Comme chaque année, dans une démarche de lutte contre les inégalités salariales, les entreprises vont devoir calculer et publier leur Index de l’égalité professionnelle. Reposant sur différents indicateurs, celui-ci permet aux entités concernées d’évaluer sur 100 points le niveau d’égalité entre les femmes et les hommes.
Compte tenu de l’échéance proche des résultats à publier pour la campagne 2021, vous trouverez ci-dessous un rapide récapitulatif relatif à cette obligation, ainsi qu’une nouveauté en la matière issue de la Loi de Finances pour 2021 concernant le bénéfice des aides du "Plan de relance".

Entreprises concernées

Sont concernées toutes les entreprises, associations et syndicats employant au moins 50 salariés à la date de l’obligation de publication.

Publication au plus tard : le 1er mars de chaque année

Les entreprises concernées par ce dispositif doivent avoir calculé et publié leur Index de l’égalité femmes-hommes pour le 1er mars 2021.
La note obtenue devra être publiée sur le site internet de l’entreprise, lorsqu’elle en dispose. À défaut, elle est portée à la connaissance des salariés par tout moyen. Une information détaillée devra par ailleurs être transmise aux représentants du personnel, lorsqu’ils existent, ainsi qu’à la Direccte.

NOUVEAUTÉ :

La Loi de Finances pour 2021 renforce les obligations en matière de parité femmes-hommes en subordonnant les aides du "Plan de relance" à de nouvelles conditions : les entreprises bénéficiaires de crédits du Plan devront, en sus, publier le résultat obtenu pour chaque indicateur sur le site du Ministère du travail, ainsi que le cas échant les objectifs de progression fixés, avant le 31 décembre 2022.
Un décret précisant les modalités de publication est toutefois attendu. Il convient de préciser que le non-respect de ces obligations fera encourir à l’entreprise une pénalité financière.

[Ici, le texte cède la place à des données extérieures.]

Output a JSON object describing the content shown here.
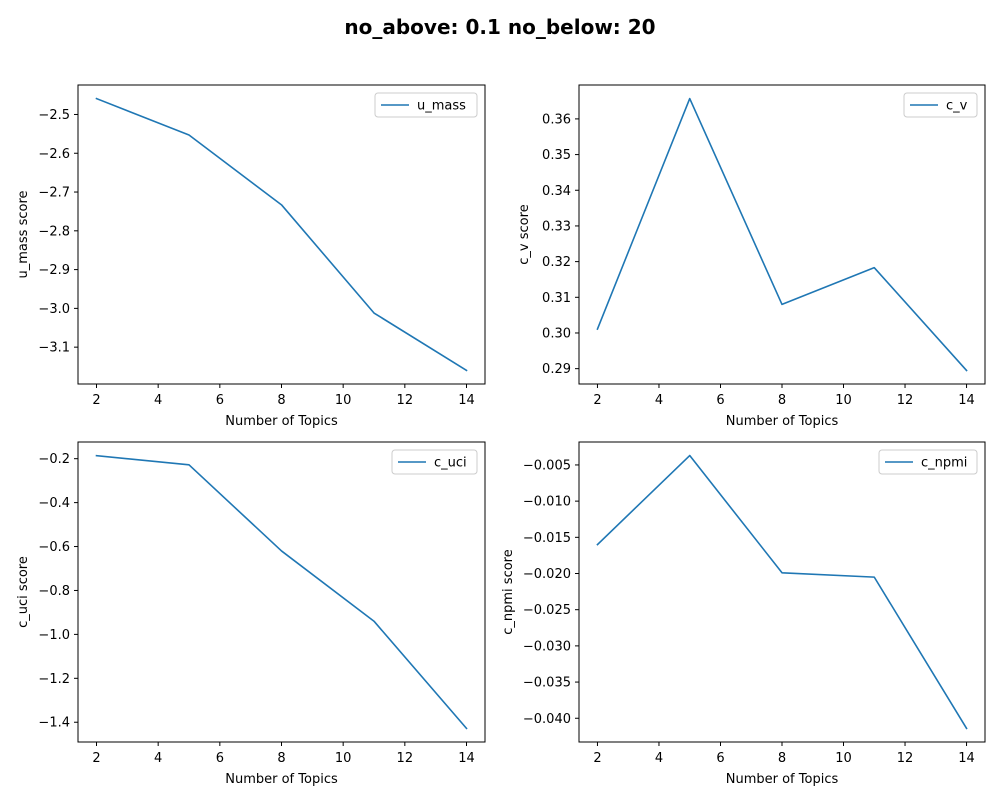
{
  "figure_title": "no_above: 0.1 no_below: 20",
  "colors": {
    "series": "#1f77b4"
  },
  "chart_data": [
    {
      "type": "line",
      "title": "",
      "xlabel": "Number of Topics",
      "ylabel": "u_mass score",
      "x": [
        2,
        5,
        8,
        11,
        14
      ],
      "series": [
        {
          "name": "u_mass",
          "values": [
            -2.459,
            -2.553,
            -2.733,
            -3.012,
            -3.16
          ]
        }
      ],
      "xlim": [
        1.4,
        14.6
      ],
      "ylim": [
        -3.195,
        -2.424
      ],
      "xticks": [
        2,
        4,
        6,
        8,
        10,
        12,
        14
      ],
      "xtick_labels": [
        "2",
        "4",
        "6",
        "8",
        "10",
        "12",
        "14"
      ],
      "yticks": [
        -2.5,
        -2.6,
        -2.7,
        -2.8,
        -2.9,
        -3.0,
        -3.1
      ],
      "ytick_labels": [
        "−2.5",
        "−2.6",
        "−2.7",
        "−2.8",
        "−2.9",
        "−3.0",
        "−3.1"
      ],
      "legend": "top-right",
      "grid": false
    },
    {
      "type": "line",
      "title": "",
      "xlabel": "Number of Topics",
      "ylabel": "c_v score",
      "x": [
        2,
        5,
        8,
        11,
        14
      ],
      "series": [
        {
          "name": "c_v",
          "values": [
            0.3011,
            0.3657,
            0.308,
            0.3183,
            0.2895
          ]
        }
      ],
      "xlim": [
        1.4,
        14.6
      ],
      "ylim": [
        0.2857,
        0.3695
      ],
      "xticks": [
        2,
        4,
        6,
        8,
        10,
        12,
        14
      ],
      "xtick_labels": [
        "2",
        "4",
        "6",
        "8",
        "10",
        "12",
        "14"
      ],
      "yticks": [
        0.29,
        0.3,
        0.31,
        0.32,
        0.33,
        0.34,
        0.35,
        0.36
      ],
      "ytick_labels": [
        "0.29",
        "0.30",
        "0.31",
        "0.32",
        "0.33",
        "0.34",
        "0.35",
        "0.36"
      ],
      "legend": "top-right",
      "grid": false
    },
    {
      "type": "line",
      "title": "",
      "xlabel": "Number of Topics",
      "ylabel": "c_uci score",
      "x": [
        2,
        5,
        8,
        11,
        14
      ],
      "series": [
        {
          "name": "c_uci",
          "values": [
            -0.186,
            -0.228,
            -0.62,
            -0.94,
            -1.428
          ]
        }
      ],
      "xlim": [
        1.4,
        14.6
      ],
      "ylim": [
        -1.49,
        -0.124
      ],
      "xticks": [
        2,
        4,
        6,
        8,
        10,
        12,
        14
      ],
      "xtick_labels": [
        "2",
        "4",
        "6",
        "8",
        "10",
        "12",
        "14"
      ],
      "yticks": [
        -0.2,
        -0.4,
        -0.6,
        -0.8,
        -1.0,
        -1.2,
        -1.4
      ],
      "ytick_labels": [
        "−0.2",
        "−0.4",
        "−0.6",
        "−0.8",
        "−1.0",
        "−1.2",
        "−1.4"
      ],
      "legend": "top-right",
      "grid": false
    },
    {
      "type": "line",
      "title": "",
      "xlabel": "Number of Topics",
      "ylabel": "c_npmi score",
      "x": [
        2,
        5,
        8,
        11,
        14
      ],
      "series": [
        {
          "name": "c_npmi",
          "values": [
            -0.016,
            -0.0037,
            -0.0199,
            -0.0205,
            -0.0414
          ]
        }
      ],
      "xlim": [
        1.4,
        14.6
      ],
      "ylim": [
        -0.04328,
        -0.00183
      ],
      "xticks": [
        2,
        4,
        6,
        8,
        10,
        12,
        14
      ],
      "xtick_labels": [
        "2",
        "4",
        "6",
        "8",
        "10",
        "12",
        "14"
      ],
      "yticks": [
        -0.005,
        -0.01,
        -0.015,
        -0.02,
        -0.025,
        -0.03,
        -0.035,
        -0.04
      ],
      "ytick_labels": [
        "−0.005",
        "−0.010",
        "−0.015",
        "−0.020",
        "−0.025",
        "−0.030",
        "−0.035",
        "−0.040"
      ],
      "legend": "top-right",
      "grid": false
    }
  ]
}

Calcul des indicateurs et note globale

Pour rappel, l’Index de l’égalité femmes-hommes est calculé chaque année, à partir des données de la période de référence de 12 mois consécutifs choisie par l’employeur et précédant l’année de publication. L’évaluation des écarts de rémunération et d’évolution de carrière se fait au regard de 4 ou 5 indicateurs en fonction de l’effectif de l’entreprise :

  • L’écart de rémunération entre les femmes et les hommes, par tranche d’âge et par catégorie de "postes équivalents", pour 40 points.
  • L’écart de taux d’augmentations individuelles de salaire, hors promotions, pour 20 points ; et l’écart de taux de promotions entre les femmes et les hommes, pour 15 points ; ces deux critères étant fusionnés en un seul pour les entreprises de 50 à 250 salariés.
  • Le pourcentage de salariées ayant bénéficié d’une augmentation à leur retour de congé maternité, lorsque des augmentations sont intervenues durant cette période, pour 15 points.
  • Le nombre de salariés du sexe sous-représenté parmi les 10 plus hautes rémunérations, pour 10 points.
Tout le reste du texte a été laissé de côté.